Entlang des romantischen Tales der Volkach reiht sich auf rund 1500 Metern Länge Teich an Teich. Aber die Idylle täuscht. Der Traditionsbetrieb in vierter Generation kennt viele Probleme, wie Fischwirtschaftsmeisterin Michaela Gerstner-Scheller berichtet. Sie leitet den Betrieb seit 2004. Dabei denkt sie nicht nur an die üblichen Handicaps in Zusammenhang mit der Wasserarmut auf der fränkischen Trockenplatte. Und auch nicht daran, dass es in Jahren mit viel Starkregen und Hochwasser Fischen gelingen kann, aus ihrer Anlage auszubüxen.

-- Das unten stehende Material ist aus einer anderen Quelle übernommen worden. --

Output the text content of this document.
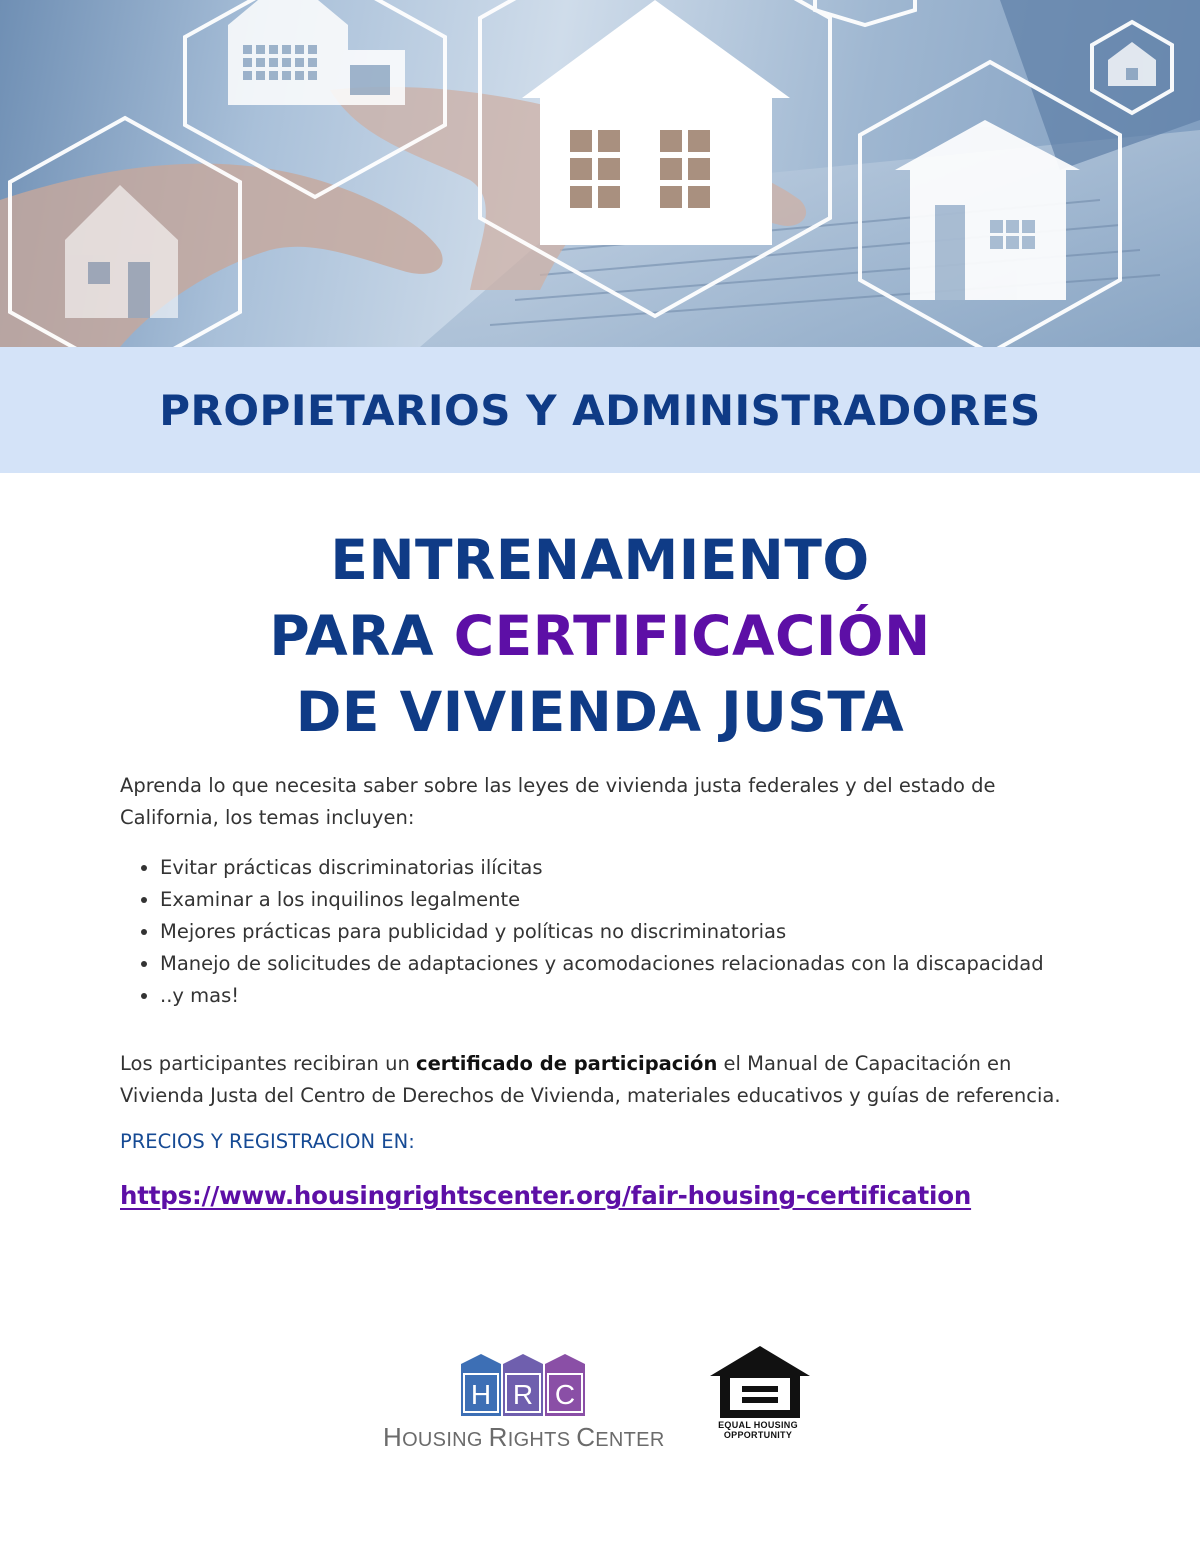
PROPIETARIOS Y ADMINISTRADORES
ENTRENAMIENTO
PARA CERTIFICACIÓN
DE VIVIENDA JUSTA

Aprenda lo que necesita saber sobre las leyes de vivienda justa federales y del estado de California, los temas incluyen:

• Evitar prácticas discriminatorias ilícitas
• Examinar a los inquilinos legalmente
• Mejores prácticas para publicidad y políticas no discriminatorias
• Manejo de solicitudes de adaptaciones y acomodaciones relacionadas con la discapacidad
• ..y mas!

Los participantes recibiran un certificado de participación el Manual de Capacitación en Vivienda Justa del Centro de Derechos de Vivienda, materiales educativos y guías de referencia.

PRECIOS Y REGISTRACION EN:

https://www.housingrightscenter.org/fair-housing-certification

H R C
HOUSING RIGHTS CENTER
EQUAL HOUSING
OPPORTUNITY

Sie denkt dabei auch nicht an die Konkurrenz aus Übersee, die exotische Fischarten und seltene Meeresfrüchte in den Supermärkten anbietet. Viel mehr Kummer bereiten ihr (und ihren Kolleginnen und Kollegen in ganz Bayern) fischfressende Vögel wie insbesondere die Kormorane. Wenn die in einem dichten Schwarm über ein Gewässer herfallen, fangen sie bis zu 90 Prozent der Fische eines Teiches. „Damit ist unter Umständen jahrelange Mühe umsonst!“

Mit Sorge beobachten die unterfränkischen Teichwirt*innen zudem den Vormarsch der Fischotter. Die putzigen Tierchen haben keine natürlichen Feinde und verursachen bereits jetzt in den Oberpfälzer Teichanlagen verheerende Schäden. „Das Schlimmste an den Fischottern ist, dass die in einen regelrechten Blutrausch verfallen können“, so die Fischwirtschaftsmeisterin. Das bayerische Landwirtschaftsministerium habe allein für das Jahr 2019 einen Gesamtschaden durch Fischotter von weit mehr als einer Million Euro errechnet.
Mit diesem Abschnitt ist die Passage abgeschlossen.